This shall pass

 I have spent much of the last few weeks in the company of my youngest cousin. She is 20 years younger than I and she is very dear to my heart, the same as her sister. She is a true miracle and no one who lays eyes on her can deny it. Her being but a baby it has sparked a few wonderings of the human heart and how it ages.


One of the first things to jump out at me has been her relentless tasting of the world. Which is to say she licks and kisses everything she can get her mouth on. From what I know this is true for most if not all babies. They bite and lick and taste any and everything. And it occurred to me one day while I watched her giving a particularly slobbery kiss that there was a simply intimacy there. An intimacy known down deep in the core of humanness that the mouth is more than it seems. She often puts a finger to my lips wanting to look in my mouth. Written in words it seems silly but it’s as if she’s looking for where the words come from.

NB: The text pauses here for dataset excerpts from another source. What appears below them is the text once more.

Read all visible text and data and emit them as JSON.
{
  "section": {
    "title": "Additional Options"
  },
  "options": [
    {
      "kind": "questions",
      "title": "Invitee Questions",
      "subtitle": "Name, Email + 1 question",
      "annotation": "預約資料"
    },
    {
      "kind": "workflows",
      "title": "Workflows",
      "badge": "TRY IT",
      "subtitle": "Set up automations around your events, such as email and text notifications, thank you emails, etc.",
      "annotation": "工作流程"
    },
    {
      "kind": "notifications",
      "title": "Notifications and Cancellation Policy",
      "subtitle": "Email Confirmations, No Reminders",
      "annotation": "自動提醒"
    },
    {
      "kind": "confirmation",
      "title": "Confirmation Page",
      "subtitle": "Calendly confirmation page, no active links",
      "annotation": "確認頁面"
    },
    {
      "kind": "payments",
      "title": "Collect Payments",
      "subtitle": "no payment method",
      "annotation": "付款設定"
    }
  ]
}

Another thought that has plagued me is a babies cry. It has an infinite amount of meanings and somehow we know them all. The slights change of pitch, the face that goes with the cry, the body movements, it all adds up to this secret instinct driven language. It is a language understood without bonds without borders, in every country and in every creed. All this is true and despite all the words and in all the worlds languages somehow we still manage to unintentionally hurt each other feelings with our words. A simply tilt of a head could rip out a person heart and you wouldn’t even hear it. 


I suppose what I’m trying to say is that the power of our words often passes us by. That often we wield out words as swords, starting wars simply because our hearts hurt. It’s a worthy cause if ever there was one, however the night has been long and I would much rather be planing flowers.  The world has become a dark and hopeless place and we are all still screaming because everyone’s heart is hurt. I could sit here today and tell you the endless reason I have to cry, because there are too many, but I’m still trying to sit in a position of hope. That the night always gives way to the morning and I want to be standing when it does. “Because this too shall pass.” I’m not sure when it will but I have to hope that it does. 

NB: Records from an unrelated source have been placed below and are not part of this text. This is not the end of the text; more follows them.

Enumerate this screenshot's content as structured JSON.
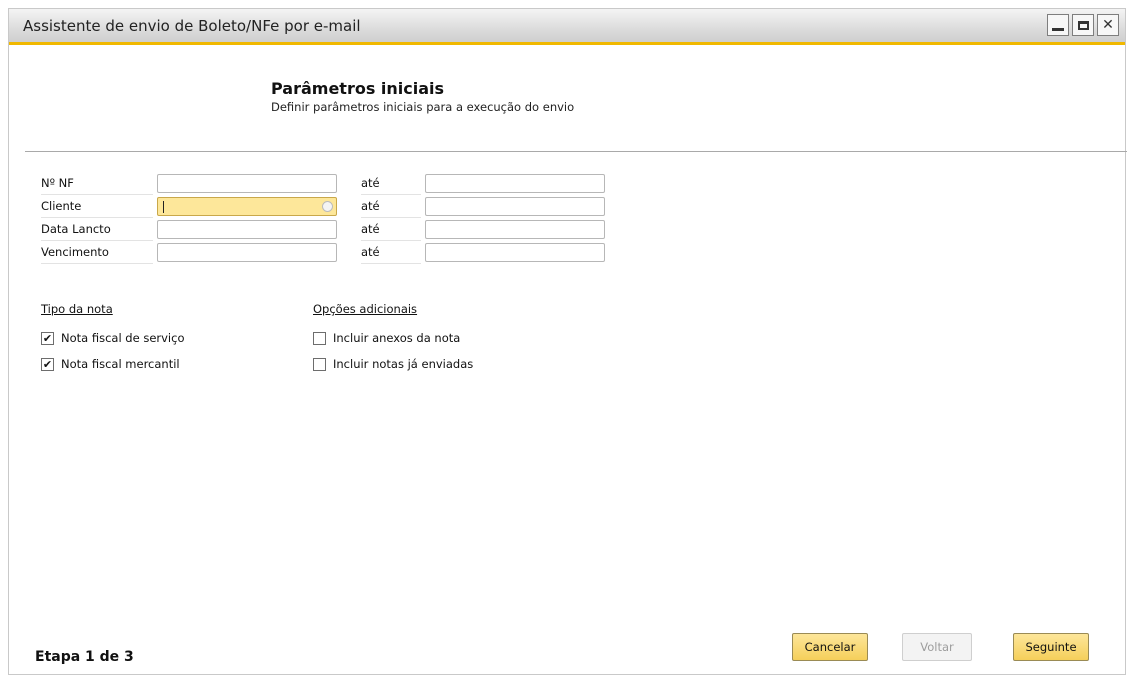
{
  "window": {
    "title": "Assistente de envio de Boleto/NFe por e-mail",
    "controls": {
      "minimize": "minimize-icon",
      "maximize": "maximize-icon",
      "close": "close-icon"
    }
  },
  "header": {
    "title": "Parâmetros iniciais",
    "subtitle": "Definir parâmetros iniciais para a execução do envio"
  },
  "filters": [
    {
      "label": "Nº NF",
      "separator": "até",
      "from": "",
      "to": ""
    },
    {
      "label": "Cliente",
      "separator": "até",
      "from": "",
      "to": ""
    },
    {
      "label": "Data Lancto",
      "separator": "até",
      "from": "",
      "to": ""
    },
    {
      "label": "Vencimento",
      "separator": "até",
      "from": "",
      "to": ""
    }
  ],
  "tipo_nota": {
    "title": "Tipo da nota",
    "options": [
      {
        "label": "Nota fiscal de serviço",
        "checked": true
      },
      {
        "label": "Nota fiscal mercantil",
        "checked": true
      }
    ]
  },
  "opcoes": {
    "title": "Opções adicionais",
    "options": [
      {
        "label": "Incluir anexos da nota",
        "checked": false
      },
      {
        "label": "Incluir notas já enviadas",
        "checked": false
      }
    ]
  },
  "footer": {
    "step": "Etapa 1 de 3",
    "cancel": "Cancelar",
    "back": "Voltar",
    "next": "Seguinte"
  },
  "colors": {
    "accent": "#f0b800",
    "active_field": "#fde79a",
    "primary_button": "#f5cf5a"
  }
}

We could all use a little more grace, a little more mercy, a little more love. Because if even my baby cousin can go on kissing everyone I have to believe that this isn’t the end but the beginning. No one ever said beginning was easy in fact from the very start they have alway been harder than they were meant to. But I have to believe this a beginning we have waited a long time for. Even if we didn’t know it. I have to believe that there’s more to this, otherwise what’s point? I have to believe that “this too shall pass.”